Eleview International Inc., Oleg Nayandin, 54, of Fairfax, Virginia, and Vitaliy Borisenko, 39, of Vienna, Virginia, made their initial appearance yesterday in the Eastern District of Virginia pursuant to a now unsealed complaint charging them with conspiracy to violate the Export Control Reform Act.
According to the complaint, between approximately March 2022 and June 2023, Eleview, allegedly a Virginia-based company that operated a freight consolidation and forwarding business; Nayandin, the owner, president, and CEO of Eleview; and Borisenko, who oversaw the day-to-day operations of Eleview’s freight forwarding business, conspired to illegally export goods and technology from the United States to Russia by transshipping them through three countries bordering or near Russia.
As alleged, the defendants operated an e-commerce website that allowed Russian customers to order U.S. goods and technology directly from U.S. retailers, who shipped the items to Eleview’s warehouse in Chantilly, Virginia. The defendants then consolidated the packages before shipping them to the Russian customers, often using other freight forwarders as intermediaries, in exchange for a fee.
After the Department of Commerce imposed stricter export controls in response to Russia’s further invasion of Ukraine in February 2022, the defendants began shipping items to purported end users in Turkey, Finland, and Kazakhstan, knowing that the items were ultimately destined for end users in Russia. To facilitate these illegal exports, the defendants made numerous false statements to the Department of Commerce and other freight forwarders about the end users and ultimate consignees of the items in these shipments.
As part of the conspiracy, the defendants engaged in three export-control evasion schemes, each specific to a different intermediary country. In the Turkey scheme, the defendants exported about $1.48 million worth of telecommunications equipment to a false end user in Turkey, knowing that the equipment was intended for a Russian telecommunications company that supplied the Russian government, including the Federal Security Service, or FSB. The telecommunications equipment that the defendants illegally exported as part of the Turkey scheme had military applications, including use by the Russian military to create and expand communication networks in its war effort against Ukraine.

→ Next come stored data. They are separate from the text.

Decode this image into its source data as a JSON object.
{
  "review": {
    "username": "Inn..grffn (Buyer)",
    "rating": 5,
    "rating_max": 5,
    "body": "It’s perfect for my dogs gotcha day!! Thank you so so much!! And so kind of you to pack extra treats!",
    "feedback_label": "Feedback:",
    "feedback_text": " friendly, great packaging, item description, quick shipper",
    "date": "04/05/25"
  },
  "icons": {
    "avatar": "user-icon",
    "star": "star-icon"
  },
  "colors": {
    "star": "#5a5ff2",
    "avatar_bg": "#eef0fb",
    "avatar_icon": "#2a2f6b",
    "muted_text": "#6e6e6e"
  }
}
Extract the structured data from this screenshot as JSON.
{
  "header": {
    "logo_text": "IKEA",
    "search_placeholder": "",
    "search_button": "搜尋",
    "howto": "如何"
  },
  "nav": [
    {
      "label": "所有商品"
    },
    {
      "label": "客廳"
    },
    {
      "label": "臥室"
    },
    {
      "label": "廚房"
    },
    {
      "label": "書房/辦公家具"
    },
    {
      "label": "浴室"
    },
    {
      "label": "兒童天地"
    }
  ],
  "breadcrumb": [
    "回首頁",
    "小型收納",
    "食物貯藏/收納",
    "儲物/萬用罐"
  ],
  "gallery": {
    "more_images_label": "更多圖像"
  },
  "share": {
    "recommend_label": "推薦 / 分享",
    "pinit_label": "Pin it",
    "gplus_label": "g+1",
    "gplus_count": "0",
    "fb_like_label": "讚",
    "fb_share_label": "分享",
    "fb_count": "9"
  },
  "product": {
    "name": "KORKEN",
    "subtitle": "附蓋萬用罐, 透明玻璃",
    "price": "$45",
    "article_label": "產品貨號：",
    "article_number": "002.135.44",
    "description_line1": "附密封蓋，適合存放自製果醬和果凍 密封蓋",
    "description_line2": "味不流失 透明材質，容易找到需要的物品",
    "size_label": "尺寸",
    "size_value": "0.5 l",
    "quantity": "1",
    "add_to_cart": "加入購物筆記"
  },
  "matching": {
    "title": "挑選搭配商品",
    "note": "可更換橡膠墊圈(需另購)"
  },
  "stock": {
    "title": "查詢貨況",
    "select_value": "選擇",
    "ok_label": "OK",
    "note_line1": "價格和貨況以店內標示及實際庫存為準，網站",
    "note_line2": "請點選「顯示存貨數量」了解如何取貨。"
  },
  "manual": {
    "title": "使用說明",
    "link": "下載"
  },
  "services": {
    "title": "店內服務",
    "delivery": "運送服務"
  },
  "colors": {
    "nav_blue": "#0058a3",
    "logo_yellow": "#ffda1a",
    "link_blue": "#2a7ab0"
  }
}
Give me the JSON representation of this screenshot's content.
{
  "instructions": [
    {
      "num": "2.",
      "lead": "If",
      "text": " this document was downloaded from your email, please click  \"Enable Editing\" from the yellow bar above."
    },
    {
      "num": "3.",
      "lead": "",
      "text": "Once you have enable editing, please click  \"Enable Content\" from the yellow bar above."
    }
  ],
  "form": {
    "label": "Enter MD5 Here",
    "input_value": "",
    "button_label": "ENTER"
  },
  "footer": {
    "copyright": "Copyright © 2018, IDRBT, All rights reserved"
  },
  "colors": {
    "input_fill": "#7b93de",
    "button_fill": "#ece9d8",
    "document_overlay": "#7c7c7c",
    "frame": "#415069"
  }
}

In the Finland scheme, the defendants exported about $3.45 million worth of goods purchased to Russia through Eleview’s e-commerce website to a false end user in Finland that neither purchased nor sold goods. Before consolidating the packages into larger pallets for shipment to Finland, the defendants affixed to each package a label with a Russian postal service tracking number so that the Russian postal service could easily ship the package to the customer in Russia. The goods that the defendants illegally exported as part of the Finland scheme included “high priority” items that the Department of Commerce has identified as particularly significant to Russian weaponry, including the same type of electronic component found on Russian “suicide” drones used to destroy Ukrainian tanks and jets.
In the Kazakhstan scheme, the defendants exported about $1.47 million worth of goods to Russia through an entity in Kazakhstan that advertises its ability to deliver goods to Russia. The goods that the defendants illegally exported as part of the Kazakhstan scheme included controlled dual-use items.
If convicted, Nayandin and Borisenko each face a maximum penalty of 20 years in prison. A federal district court judge will determine any sentence after considering the U.S. Sentencing Guidelines and other statutory factors.